L’interessante e complessa opera prima di Francesco Henderson Pepe, presentata e ben accolta quest’estate proprio sull’isola dove il lungometraggio è stato girato, è la storia di formazione e di crescita di tre ragazzi provenienti da mondi diversi che si incontrano nel paradiso incantato e mitologico delle Eolie.
Due fratelli francesi, Andrè (Malik Zidi) e Camille (Aylin Prandi), sbarcano sull’isola di Salina. Conoscono molta gente e da questi incontri vengono anche trasformati, ma soprattutto sono loro a rappresentare la leva del cambiamento all’interno di una comunità che, per ragioni geografiche e culturali, è rinchiusa in se stessa. La più profonda rivoluzione la vive infatti Santino (Francesco Casisa), un giovane isolano loro coetaneo.

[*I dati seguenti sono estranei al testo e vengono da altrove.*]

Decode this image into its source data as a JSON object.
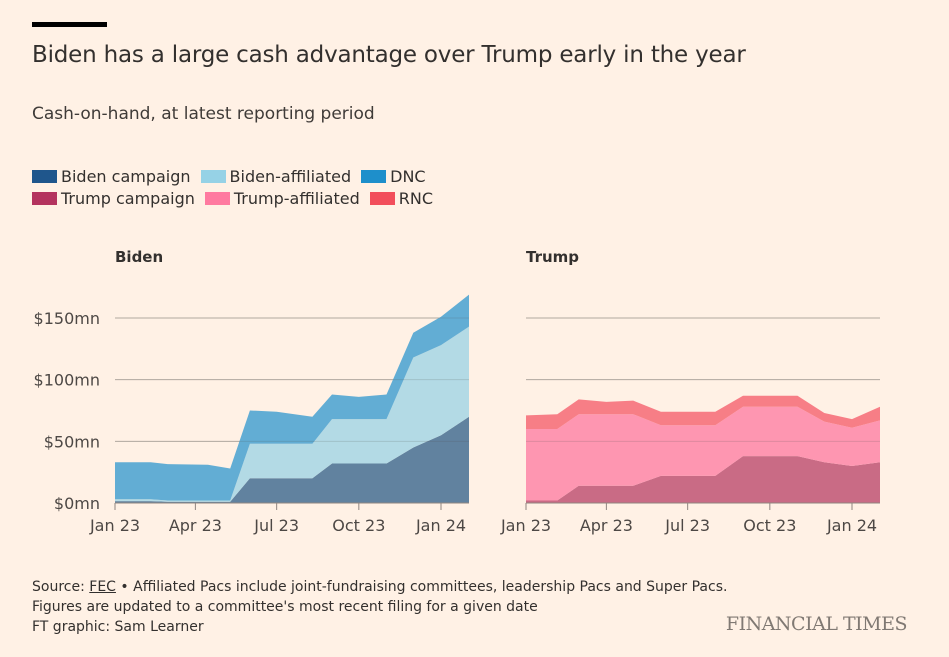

Per lui la scoperta del mondo, attraverso l’incontro con i due ragazzi francesi, è anche la scoperta del vero se stesso, una rivelazione difficile e imprevista che lo porterà a superare pregiudizi di cui anche lui è intriso.
Pregiudizi che colpiscono ogni relazione amorosa che vive in questa pellicola: l’amore libertino della turista di passaggio, quello della vedova divenuta consolabile, la passione fra un uomo anziano e una ragazza che potrebbe esserne la figlia, l’omosessualità e addirittura il possibile involontario incesto. Ogni rapporto non perfettamente convenzionale è smascherato, giudicato e maledetto dalla comunità; gli amanti colpevoli sono di volta in volta segnati a dito fino a che non subentra uno scandalo più grande da poter condannare.
Andrè, Camille e Santino capiscono così che crescere significa incontrare e realizzare se stessi, affrontando con coraggio ipocrisie e falsità con cui i benpensanti giudicano e condannano tutto ciò che è diverso e che per questo altera quella che si rivela essere una tranquillità solo apparente.
Ma il percorso verso una maturità che dia il coraggio di vivere la propria natura è duro perché i protagonisti dovranno faticosamente superare le loro stesse inibizioni e paure, vittime anch’essi, ognuno a suo modo, di tabù ancestrali e inalienabili. In quell’isola magica, i cui paesaggi sono amorevolmente mostrati dal regista che del posto è affezionato ospite, il destino sembra tuttavia godere di sorti imprevedibili e neppure l’amore, di fronte a certi ostacoli, può più nulla se non sparire.